A few days ago, I had shared the list of and two of the books in the fiction list were by Blake Crouch – Run, and the Pines trilogy (that makes it 4 books!). There are 2 other books by Blake I read this year – Abandon and Recursion. Though I prefer his Dark Matter to Recursion (both have a very similar multi-time period jumping narrative), it’s the latter that is being made into a TV series.
I can understand why Recursion was chosen over the considerably better Dark Matter. Recursion is like Christopher Nolan’s Inception on steroids. Even as I read—or, to be specific, listened to, since my preferred mode of ‘consuming’ books is via audiobooks—the book, I pictured the scenes in my mind because they were so astoundingly imaginative and wild.
We now have AI that can write paragraphs of text for us based on a brief. In the near future, I’m sure we would invent technology through which we could create moving pictures/video through just our thoughts – we imagine and a computer/gadget conjures them as video, with all the details, that we can share. That would render the film industry obsolete, of course, but that’s for another day.
This was my thought when I watched this beautifully evocative ad film by McDonald’s France, made by the agency TBWA\Paris! Without spoiling it, you’d know what I mean when you see the ad.
Spoiler:
Considering McDonald’s adds only toys in Happy Meal in India, the specific context of books and McDonald’s may be lost on us, but imagine if they did offer books (the brand has been giving books in Happy Meals in France since 2015!) to understand the significance of the narrative. There is no other McDonald’s imagery anywhere in the ad – it almost seems like some other brand’s advertisement – I first thought it was for a mattress brand!

But if we knew about books as being part of Happy Meals, we may appreciate it a bit more easily. Books (stories) open up a child’s mind (as much as a toy, but a bit more than a toy) and that’s the literal depiction in this ad – what we see is the child’s imagination as her mother narrates the bed-time story.
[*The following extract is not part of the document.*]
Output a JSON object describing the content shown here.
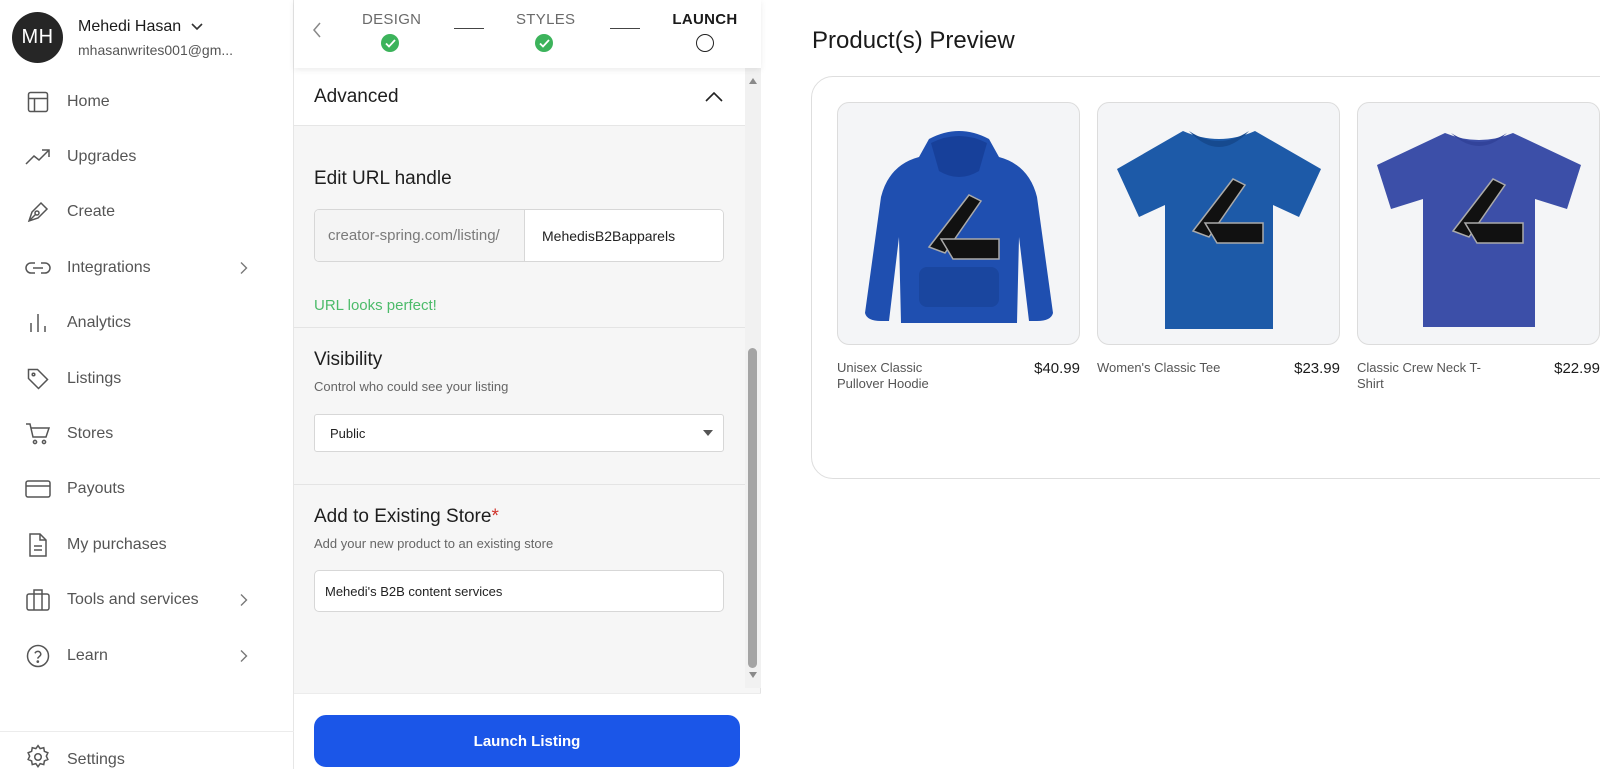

That explains the fantastic setting of a cot on top of a river, the cloud above them offering rain only on them, and of course, the giant teddy bear.
The ending is so perfect – as the cot drifts towards a wall-like structure (reminded me of a scene from The Truman Show – the end of the ‘world’ in Truman’s ‘world’), the imagination merges into reality.
I mulled over why McDonald’s needs to make this ad at all for quite some time. After all, the books are not even from McDonald’s; they are from a partner (Hachette). But eventually, I considered the fact that this is not a linear or transactional communication – McD is far beyond that (even as they do that at a local level a LOT). This is a concept communication, about the impact of Happy Meals from the perspective of one of the most popular additions inside that pack that has nothing to do with food! Very few brands could pull off something like this… convincingly.